If the Meeting can be Held via Electronic Means
The articles of association of companies may permit voting by electronic means without personal presence. In this case, according to the Section 3:74 (2) of the Civil Code, participation may occur via electronic communication in a way which enables the identification of the members and mutual and unrestricted communication between them. Eligible electronic communication devices include, but are not limited to, the latest versions of Skype or Microsoft Teams software, as well as videoconferencing services available through bluejeans.com. The means of holding of the general meeting must be indicated in the invitation, possibly supplemented with a provision stating that, in the event that the emergency is declared to be over, personal attendance is also an option. It is important to note that if the general meeting is held in this form, electronic devices that do not permit the identification of the participants of the general meeting (i.e.: identification by presenting identity documents) and mutual, unrestricted communication are not appropriate. The holding of the meeting is conditional on the usage an electronic tool which is capable of simultaneously transmitting and live recording sound and images, and the keeping of written minutes. According to Dr. Gábor Horváth, a larger number of participants may pose problems in terms of building an appropriate network infrastructure. Using professional corporate technologies may be a solution, but free conference call services available through various web services are typically not suitable for large meetings.
Attendance by a Proxy
According to Kapolyi Law Firm’s Senior Attorney, a further option is for the members or shareholders to attend the meeting via proxy. This is possible even if the articles of association do not allow the general or members’ meeting to be held by electronic means. In this case, it is possible that all members or shareholders would authorize the same person. The proxy will thus be able to hold the general meeting in the presence of one other person, who confirms the minutes. Where the articles of association permit, the address of the authorized representative can be indicated to be venue of the meeting. It is crucial that the invitation contains all items on the agenda, which will enable the members or shareholders to express their opinion without being physically present.
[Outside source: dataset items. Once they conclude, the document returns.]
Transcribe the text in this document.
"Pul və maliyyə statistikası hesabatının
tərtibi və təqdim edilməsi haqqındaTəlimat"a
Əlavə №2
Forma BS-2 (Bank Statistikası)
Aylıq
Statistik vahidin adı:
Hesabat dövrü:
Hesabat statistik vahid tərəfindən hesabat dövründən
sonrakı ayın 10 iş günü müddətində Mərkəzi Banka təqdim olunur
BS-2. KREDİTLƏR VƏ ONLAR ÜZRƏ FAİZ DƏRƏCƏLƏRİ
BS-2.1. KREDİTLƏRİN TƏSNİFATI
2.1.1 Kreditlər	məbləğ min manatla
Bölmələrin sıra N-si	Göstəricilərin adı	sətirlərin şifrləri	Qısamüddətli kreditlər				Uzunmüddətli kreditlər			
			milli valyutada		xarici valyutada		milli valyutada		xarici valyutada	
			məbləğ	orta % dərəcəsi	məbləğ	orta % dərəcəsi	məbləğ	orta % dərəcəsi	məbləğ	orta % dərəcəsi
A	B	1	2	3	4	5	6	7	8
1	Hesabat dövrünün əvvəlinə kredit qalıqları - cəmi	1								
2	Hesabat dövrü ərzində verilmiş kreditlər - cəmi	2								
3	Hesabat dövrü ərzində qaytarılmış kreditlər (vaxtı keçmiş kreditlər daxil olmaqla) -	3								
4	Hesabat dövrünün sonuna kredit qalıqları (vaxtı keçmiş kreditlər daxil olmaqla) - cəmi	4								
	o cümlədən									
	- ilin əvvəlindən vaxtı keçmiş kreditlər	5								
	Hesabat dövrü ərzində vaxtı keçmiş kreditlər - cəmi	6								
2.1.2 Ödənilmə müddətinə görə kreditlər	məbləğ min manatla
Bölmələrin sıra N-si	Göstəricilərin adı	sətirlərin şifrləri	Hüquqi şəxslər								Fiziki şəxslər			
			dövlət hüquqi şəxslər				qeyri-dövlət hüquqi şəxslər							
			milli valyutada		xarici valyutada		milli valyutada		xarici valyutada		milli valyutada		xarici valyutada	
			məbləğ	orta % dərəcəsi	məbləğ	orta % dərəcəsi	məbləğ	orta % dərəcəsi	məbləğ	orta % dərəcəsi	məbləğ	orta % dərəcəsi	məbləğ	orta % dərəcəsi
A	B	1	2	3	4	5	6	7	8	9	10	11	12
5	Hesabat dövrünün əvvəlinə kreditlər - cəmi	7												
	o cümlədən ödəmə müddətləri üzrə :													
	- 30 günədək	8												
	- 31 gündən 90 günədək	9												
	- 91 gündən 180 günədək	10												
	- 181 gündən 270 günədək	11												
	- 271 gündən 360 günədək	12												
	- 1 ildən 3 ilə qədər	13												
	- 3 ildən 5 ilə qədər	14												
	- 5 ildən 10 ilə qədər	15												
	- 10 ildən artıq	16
If a member or shareholder is only able to issue his authorisation abroad, it shall be duly presented in accordance with the laws governing the authentication and legalisation of documents issued abroad. This means that it is necessary to have the authorisation Apostilled.
Decision-Making in Writing
Where possible, decisions may be made in writing without holding a meeting (except for publicly listed companies). When voting in writing, the draft decision must also be sent to members who do not have voting rights on the particular matter. Written decision-making is not possible for publicly listed companies, and this option is generally available to smaller entities.